Investors who purchase shares by Thursday's close are likely doing so because it entitles them to vote at the annual shareholder's meeting March 25, he added. Thursday is the deadline for investors to purchase PeopleSoft shares if they want to vote at the annual meeting.

Proxy solicitors said there is no guarantee PeopleSoft's board will remain intact, even if the company is still conducting negotiations with Oracle at the time of the annual shareholders meeting.

"PeopleSoft can act like they are in intense talks, but they cannot give any indication they are close to doing a deal," Grubaugh said. "Aggressive institutional investors may end up voting for the opposition board, as a means to guarantee the outcome."

He noted that should Oracle and PeopleSoft begin negotiations, it would not be unusual to see a hostile suitor increase its bid price as a means to prompt the target company into doing a friendly deal. Oracle's chief financial officer and chairman, however, have said the $26 per share bid is the company's "final" offer.

PeopleSoft may also try a different strategy in the 11th hour leading up to the shareholders meeting, proxy solicitors said.

PeopleSoft, if it determines it may lose shareholder support for the existing board, could announce it has hired investment bankers to explore other means to bring value to shareholders.
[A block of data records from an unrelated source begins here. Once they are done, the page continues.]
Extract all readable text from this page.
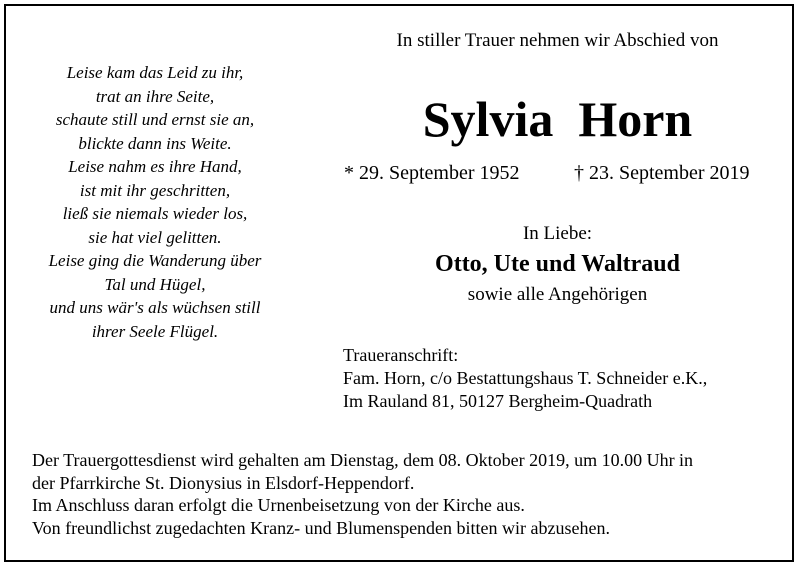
Leise kam das Leid zu ihr,
trat an ihre Seite,
schaute still und ernst sie an,
blickte dann ins Weite.
Leise nahm es ihre Hand,
ist mit ihr geschritten,
ließ sie niemals wieder los,
sie hat viel gelitten.
Leise ging die Wanderung über
Tal und Hügel,
und uns wär's als wüchsen still
ihrer Seele Flügel.
In stiller Trauer nehmen wir Abschied von
Sylvia  Horn
* 29. September 1952	† 23. September 2019
In Liebe:
Otto, Ute und Waltraud
sowie alle Angehörigen
Traueranschrift:
Fam. Horn, c/o Bestattungshaus T. Schneider e.K.,
Im Rauland 81, 50127 Bergheim-Quadrath
Der Trauergottesdienst wird gehalten am Dienstag, dem 08. Oktober 2019, um 10.00 Uhr in
der Pfarrkirche St. Dionysius in Elsdorf-Heppendorf.
Im Anschluss daran erfolgt die Urnenbeisetzung von der Kirche aus.
Von freundlichst zugedachten Kranz- und Blumenspenden bitten wir abzusehen.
"That signals to investors the company has been put up for sale as a way to attract a higher bid," Grubaugh said. "If the board commits to shareholders, they will seek offers in excess of $26 a share and are committed to doing a deal, then investors will want the PeopleSoft directors to remain on board to see it through."

Grubaugh said PeopleSoft will have a good sense of where its investors stand on director re-elections prior to the vote. Institutional investors tend to be in constant communication with the companies, even though they tend to vote their shares at the last minute.

Oracle's decision to raise the bid may have been triggered by PeopleSoft's decision to move up the date of its annual shareholder meeting to March from May, where the two companies plan to have a showdown over the election of new PeopleSoft directors, securities analysts said.

CNET News.com's Alorie Gilbert contributed to this report.